Je sais il y est déjà deux fois , mais je crois que c'est le plus beau de tous les poèmes alors il faut qu'il soit sur chaque page !!!


Les nuages couraient sur la lune enflammée
Comme sur l'incendie on voit fuir la fumée,
Et les bois étaient noirs jusques à l'horizon.
Nous marchions sans parler, dans l'humide gazon,
Dans la bruyère épaisse et dans les hautes brandes,
Lorsque, sous des sapins pareils à ceux des Landes,
Nous avons aperçus les grands ongles marqués
Par les loups voyageurs que nous avions traqués.
Nous avons écouté, retenant notre haleine
Et le pas suspendu. -- Ni le bois, ni la plaine
Ne poussait un soupir dans les airs; Seulement
La girouette en deuil criait au firmament;
Car le vent élevé bien au dessus des terres,
N'effleurait de ses pieds que les tours solitaires,
Et les chênes d'en-bas, contre les rocs penchés,
Sur leurs coudes semblaient endormis et couchés.
Rien ne bruissait donc, lorsque baissant la tête,
Le plus vieux des chasseurs qui s'étaient mis en quête
A regardé le sable en s'y couchant; Bientôt,
Lui que jamais ici on ne vit en défaut,
A déclaré tout bas que ces marques récentes
Annonçait la démarche et les griffes puissantes
De deux grands loups-cerviers et de deux louveteaux.
Nous avons tous alors préparé nos couteaux,
Et, cachant nos fusils et leurs lueurs trop blanches,
Nous allions pas à pas en écartant les branches.
Trois s'arrêtent, et moi, cherchant ce qu'ils voyaient,
J'aperçois tout à coup deux yeux qui flamboyaient,
Et je vois au delà quatre formes légères
Qui dansaient sous la lune au milieu des bruyères,
Comme font chaque jour, à grand bruit sous nos yeux,
Quand le maître revient, les lévriers joyeux.
Leur forme était semblable et semblable la danse;
Mais les enfants du loup se jouaient en silence,
Sachant bien qu'à deux pas, ne dormant qu'à demi,
Se couche dans ses murs l'homme, leur ennemi.
Le père était debout, et plus loin, contre un arbre,
Sa louve reposait comme celle de marbre
Qu'adorait les romains, et dont les flancs velus
Couvaient les demi-dieux Rémus et Romulus.
Le Loup vient et s'assied, les deux jambes dressées,
Par leurs ongles crochus dans le sable enfoncées.
Il s'est jugé perdu, puisqu'il était surpris,
Sa retraite coupée et tous ses chemins pris,
Alors il a saisi, dans sa gueule brûlante,
Du chien le plus hardi la gorge pantelante,
Et n'a pas desserré ses mâchoires de fer,
Malgré nos coups de feu, qui traversaient sa chair,
Et nos couteaux aigus qui, comme des tenailles,
Se croisaient en plongeant dans ses larges entrailles,
Jusqu'au dernier moment où le chien étranglé,
Mort longtemps avant lui, sous ses pieds a roulé.
Le Loup le quitte alors et puis il nous regarde.
Les couteaux lui restaient au flanc jusqu'à la garde,
Le clouaient au gazon tout baigné dans son sang;
Nos fusils l'entouraient en sinistre croissant.
Il nous regarde encore, ensuite il se recouche,
Tout en léchant le sang répandu sur sa bouche,
Et, sans daigner savoir comment il a péri,
Refermant ses grands yeux, meurt sans jeter un cri.

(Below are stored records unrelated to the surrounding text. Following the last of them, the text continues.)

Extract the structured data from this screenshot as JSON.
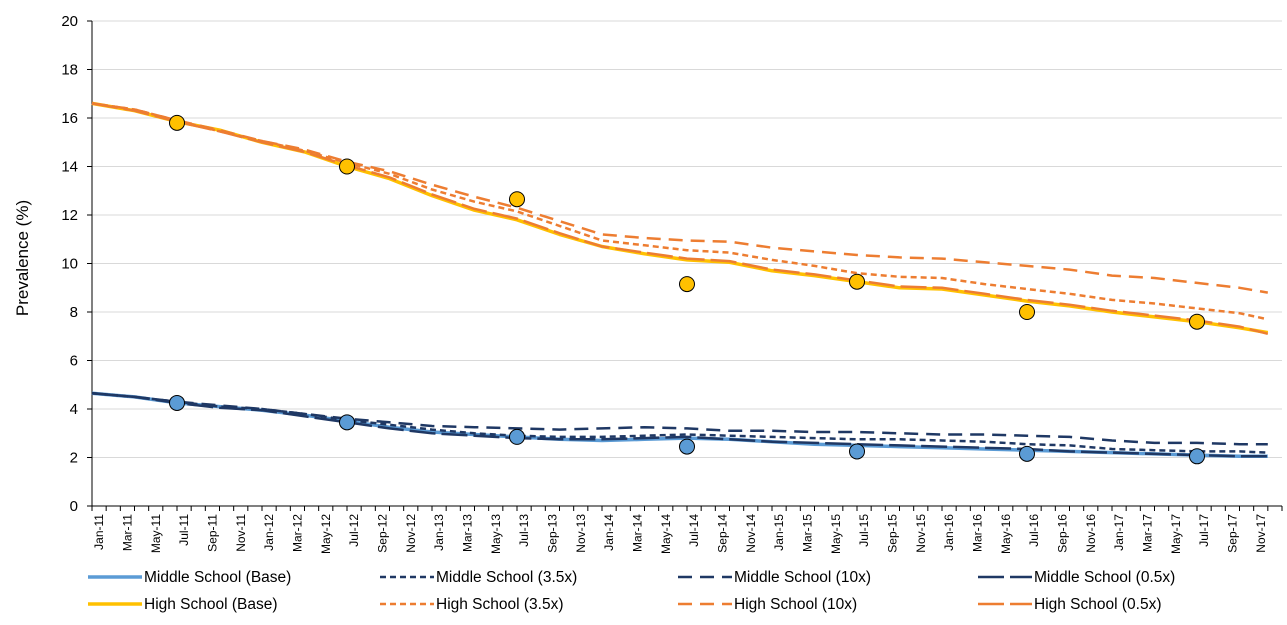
{
  "chart_data": {
    "type": "line",
    "title": "",
    "xlabel": "",
    "ylabel": "Prevalence (%)",
    "ylim": [
      0,
      20
    ],
    "yticks": [
      0,
      2,
      4,
      6,
      8,
      10,
      12,
      14,
      16,
      18,
      20
    ],
    "grid": "horizontal",
    "legend_position": "bottom",
    "x_tick_labels": [
      "Jan-11",
      "Mar-11",
      "May-11",
      "Jul-11",
      "Sep-11",
      "Nov-11",
      "Jan-12",
      "Mar-12",
      "May-12",
      "Jul-12",
      "Sep-12",
      "Nov-12",
      "Jan-13",
      "Mar-13",
      "May-13",
      "Jul-13",
      "Sep-13",
      "Nov-13",
      "Jan-14",
      "Mar-14",
      "May-14",
      "Jul-14",
      "Sep-14",
      "Nov-14",
      "Jan-15",
      "Mar-15",
      "May-15",
      "Jul-15",
      "Sep-15",
      "Nov-15",
      "Jan-16",
      "Mar-16",
      "May-16",
      "Jul-16",
      "Sep-16",
      "Nov-16",
      "Jan-17",
      "Mar-17",
      "May-17",
      "Jul-17",
      "Sep-17",
      "Nov-17"
    ],
    "x_months": 84,
    "series": [
      {
        "name": "Middle School (Base)",
        "color": "#5B9BD5",
        "dash": "solid",
        "width": 3.5,
        "points": [
          [
            0,
            4.65
          ],
          [
            3,
            4.5
          ],
          [
            6,
            4.25
          ],
          [
            9,
            4.1
          ],
          [
            12,
            3.95
          ],
          [
            15,
            3.75
          ],
          [
            18,
            3.5
          ],
          [
            21,
            3.25
          ],
          [
            24,
            3.05
          ],
          [
            27,
            2.95
          ],
          [
            30,
            2.85
          ],
          [
            33,
            2.75
          ],
          [
            36,
            2.7
          ],
          [
            39,
            2.75
          ],
          [
            42,
            2.8
          ],
          [
            45,
            2.75
          ],
          [
            48,
            2.65
          ],
          [
            51,
            2.55
          ],
          [
            54,
            2.5
          ],
          [
            57,
            2.45
          ],
          [
            60,
            2.4
          ],
          [
            63,
            2.35
          ],
          [
            66,
            2.3
          ],
          [
            69,
            2.25
          ],
          [
            72,
            2.2
          ],
          [
            75,
            2.15
          ],
          [
            78,
            2.1
          ],
          [
            81,
            2.05
          ],
          [
            83,
            2.05
          ]
        ]
      },
      {
        "name": "Middle School (3.5x)",
        "color": "#1F3864",
        "dash": "6,4",
        "width": 2.5,
        "points": [
          [
            0,
            4.65
          ],
          [
            3,
            4.5
          ],
          [
            6,
            4.3
          ],
          [
            9,
            4.1
          ],
          [
            12,
            4.0
          ],
          [
            15,
            3.8
          ],
          [
            18,
            3.55
          ],
          [
            21,
            3.35
          ],
          [
            24,
            3.15
          ],
          [
            27,
            3.0
          ],
          [
            30,
            2.9
          ],
          [
            33,
            2.85
          ],
          [
            36,
            2.85
          ],
          [
            39,
            2.9
          ],
          [
            42,
            2.95
          ],
          [
            45,
            2.9
          ],
          [
            48,
            2.85
          ],
          [
            51,
            2.8
          ],
          [
            54,
            2.75
          ],
          [
            57,
            2.75
          ],
          [
            60,
            2.7
          ],
          [
            63,
            2.65
          ],
          [
            66,
            2.55
          ],
          [
            69,
            2.5
          ],
          [
            72,
            2.35
          ],
          [
            75,
            2.3
          ],
          [
            78,
            2.25
          ],
          [
            81,
            2.25
          ],
          [
            83,
            2.2
          ]
        ]
      },
      {
        "name": "Middle School (10x)",
        "color": "#1F3864",
        "dash": "14,8",
        "width": 2.5,
        "points": [
          [
            0,
            4.65
          ],
          [
            3,
            4.5
          ],
          [
            6,
            4.3
          ],
          [
            9,
            4.15
          ],
          [
            12,
            4.0
          ],
          [
            15,
            3.8
          ],
          [
            18,
            3.6
          ],
          [
            21,
            3.45
          ],
          [
            24,
            3.3
          ],
          [
            27,
            3.25
          ],
          [
            30,
            3.2
          ],
          [
            33,
            3.15
          ],
          [
            36,
            3.2
          ],
          [
            39,
            3.25
          ],
          [
            42,
            3.2
          ],
          [
            45,
            3.1
          ],
          [
            48,
            3.1
          ],
          [
            51,
            3.05
          ],
          [
            54,
            3.05
          ],
          [
            57,
            3.0
          ],
          [
            60,
            2.95
          ],
          [
            63,
            2.95
          ],
          [
            66,
            2.9
          ],
          [
            69,
            2.85
          ],
          [
            72,
            2.7
          ],
          [
            75,
            2.6
          ],
          [
            78,
            2.6
          ],
          [
            81,
            2.55
          ],
          [
            83,
            2.55
          ]
        ]
      },
      {
        "name": "Middle School (0.5x)",
        "color": "#1F3864",
        "dash": "26,6",
        "width": 2.5,
        "points": [
          [
            0,
            4.65
          ],
          [
            3,
            4.5
          ],
          [
            6,
            4.25
          ],
          [
            9,
            4.05
          ],
          [
            12,
            3.95
          ],
          [
            15,
            3.7
          ],
          [
            18,
            3.45
          ],
          [
            21,
            3.2
          ],
          [
            24,
            3.0
          ],
          [
            27,
            2.9
          ],
          [
            30,
            2.8
          ],
          [
            33,
            2.75
          ],
          [
            36,
            2.75
          ],
          [
            39,
            2.8
          ],
          [
            42,
            2.85
          ],
          [
            45,
            2.75
          ],
          [
            48,
            2.65
          ],
          [
            51,
            2.6
          ],
          [
            54,
            2.55
          ],
          [
            57,
            2.5
          ],
          [
            60,
            2.45
          ],
          [
            63,
            2.4
          ],
          [
            66,
            2.35
          ],
          [
            69,
            2.25
          ],
          [
            72,
            2.2
          ],
          [
            75,
            2.15
          ],
          [
            78,
            2.1
          ],
          [
            81,
            2.05
          ],
          [
            83,
            2.05
          ]
        ]
      },
      {
        "name": "High School (Base)",
        "color": "#FFC000",
        "dash": "solid",
        "width": 3.5,
        "points": [
          [
            0,
            16.6
          ],
          [
            3,
            16.3
          ],
          [
            6,
            15.85
          ],
          [
            9,
            15.5
          ],
          [
            12,
            15.0
          ],
          [
            15,
            14.6
          ],
          [
            18,
            14.0
          ],
          [
            21,
            13.5
          ],
          [
            24,
            12.8
          ],
          [
            27,
            12.2
          ],
          [
            30,
            11.8
          ],
          [
            33,
            11.2
          ],
          [
            36,
            10.7
          ],
          [
            39,
            10.4
          ],
          [
            42,
            10.15
          ],
          [
            45,
            10.05
          ],
          [
            48,
            9.7
          ],
          [
            51,
            9.5
          ],
          [
            54,
            9.25
          ],
          [
            57,
            9.0
          ],
          [
            60,
            8.95
          ],
          [
            63,
            8.7
          ],
          [
            66,
            8.45
          ],
          [
            69,
            8.25
          ],
          [
            72,
            8.0
          ],
          [
            75,
            7.8
          ],
          [
            78,
            7.6
          ],
          [
            81,
            7.35
          ],
          [
            83,
            7.15
          ]
        ]
      },
      {
        "name": "High School (3.5x)",
        "color": "#ED7D31",
        "dash": "6,4",
        "width": 2.5,
        "points": [
          [
            0,
            16.6
          ],
          [
            3,
            16.35
          ],
          [
            6,
            15.9
          ],
          [
            9,
            15.45
          ],
          [
            12,
            15.05
          ],
          [
            15,
            14.65
          ],
          [
            18,
            14.15
          ],
          [
            21,
            13.7
          ],
          [
            24,
            13.05
          ],
          [
            27,
            12.55
          ],
          [
            30,
            12.15
          ],
          [
            33,
            11.55
          ],
          [
            36,
            10.95
          ],
          [
            39,
            10.75
          ],
          [
            42,
            10.55
          ],
          [
            45,
            10.45
          ],
          [
            48,
            10.15
          ],
          [
            51,
            9.9
          ],
          [
            54,
            9.6
          ],
          [
            57,
            9.45
          ],
          [
            60,
            9.4
          ],
          [
            63,
            9.15
          ],
          [
            66,
            8.95
          ],
          [
            69,
            8.75
          ],
          [
            72,
            8.5
          ],
          [
            75,
            8.35
          ],
          [
            78,
            8.15
          ],
          [
            81,
            7.95
          ],
          [
            83,
            7.7
          ]
        ]
      },
      {
        "name": "High School (10x)",
        "color": "#ED7D31",
        "dash": "14,8",
        "width": 2.5,
        "points": [
          [
            0,
            16.6
          ],
          [
            3,
            16.35
          ],
          [
            6,
            15.9
          ],
          [
            9,
            15.5
          ],
          [
            12,
            15.05
          ],
          [
            15,
            14.7
          ],
          [
            18,
            14.2
          ],
          [
            21,
            13.8
          ],
          [
            24,
            13.25
          ],
          [
            27,
            12.75
          ],
          [
            30,
            12.3
          ],
          [
            33,
            11.75
          ],
          [
            36,
            11.2
          ],
          [
            39,
            11.05
          ],
          [
            42,
            10.95
          ],
          [
            45,
            10.9
          ],
          [
            48,
            10.65
          ],
          [
            51,
            10.5
          ],
          [
            54,
            10.35
          ],
          [
            57,
            10.25
          ],
          [
            60,
            10.2
          ],
          [
            63,
            10.05
          ],
          [
            66,
            9.9
          ],
          [
            69,
            9.75
          ],
          [
            72,
            9.5
          ],
          [
            75,
            9.4
          ],
          [
            78,
            9.2
          ],
          [
            81,
            9.0
          ],
          [
            83,
            8.8
          ]
        ]
      },
      {
        "name": "High School (0.5x)",
        "color": "#ED7D31",
        "dash": "26,6",
        "width": 2.5,
        "points": [
          [
            0,
            16.6
          ],
          [
            3,
            16.3
          ],
          [
            6,
            15.85
          ],
          [
            9,
            15.45
          ],
          [
            12,
            15.0
          ],
          [
            15,
            14.6
          ],
          [
            18,
            14.05
          ],
          [
            21,
            13.55
          ],
          [
            24,
            12.85
          ],
          [
            27,
            12.25
          ],
          [
            30,
            11.85
          ],
          [
            33,
            11.25
          ],
          [
            36,
            10.7
          ],
          [
            39,
            10.45
          ],
          [
            42,
            10.2
          ],
          [
            45,
            10.1
          ],
          [
            48,
            9.75
          ],
          [
            51,
            9.55
          ],
          [
            54,
            9.3
          ],
          [
            57,
            9.05
          ],
          [
            60,
            9.0
          ],
          [
            63,
            8.75
          ],
          [
            66,
            8.5
          ],
          [
            69,
            8.3
          ],
          [
            72,
            8.05
          ],
          [
            75,
            7.85
          ],
          [
            78,
            7.65
          ],
          [
            81,
            7.4
          ],
          [
            83,
            7.1
          ]
        ]
      }
    ],
    "observed_points": [
      {
        "group": "Middle School",
        "color": "#5B9BD5",
        "points": [
          [
            6,
            4.25
          ],
          [
            18,
            3.45
          ],
          [
            30,
            2.85
          ],
          [
            42,
            2.45
          ],
          [
            54,
            2.25
          ],
          [
            66,
            2.15
          ],
          [
            78,
            2.05
          ]
        ]
      },
      {
        "group": "High School",
        "color": "#FFC000",
        "points": [
          [
            6,
            15.8
          ],
          [
            18,
            14.0
          ],
          [
            30,
            12.65
          ],
          [
            42,
            9.15
          ],
          [
            54,
            9.25
          ],
          [
            66,
            8.0
          ],
          [
            78,
            7.6
          ]
        ]
      }
    ]
  }
}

J'ai reposé mon front sur mon fusil sans poudre,
Me prenant à penser, et n'est pu me résoudre
A poursuivre sa Louve et ses fils qui, tous trois,
Avaient voulu l'attendre, et, comme je le crois,
Sans ses deux louveteaux, la belle et sombre veuve
Ne l'eut pas laissé seul subir la grande épreuve;
Mais son devoir était de les sauver, afin
De pouvoir leur apprendre à bien souffrir la faim,
A ne jamais entrer dans le pacte des villes,
Que l'homme a fait avec les animaux serviles
Qui chassent devant lui, pour avoir le coucher,
Les premiers possesseurs du bois et du rocher.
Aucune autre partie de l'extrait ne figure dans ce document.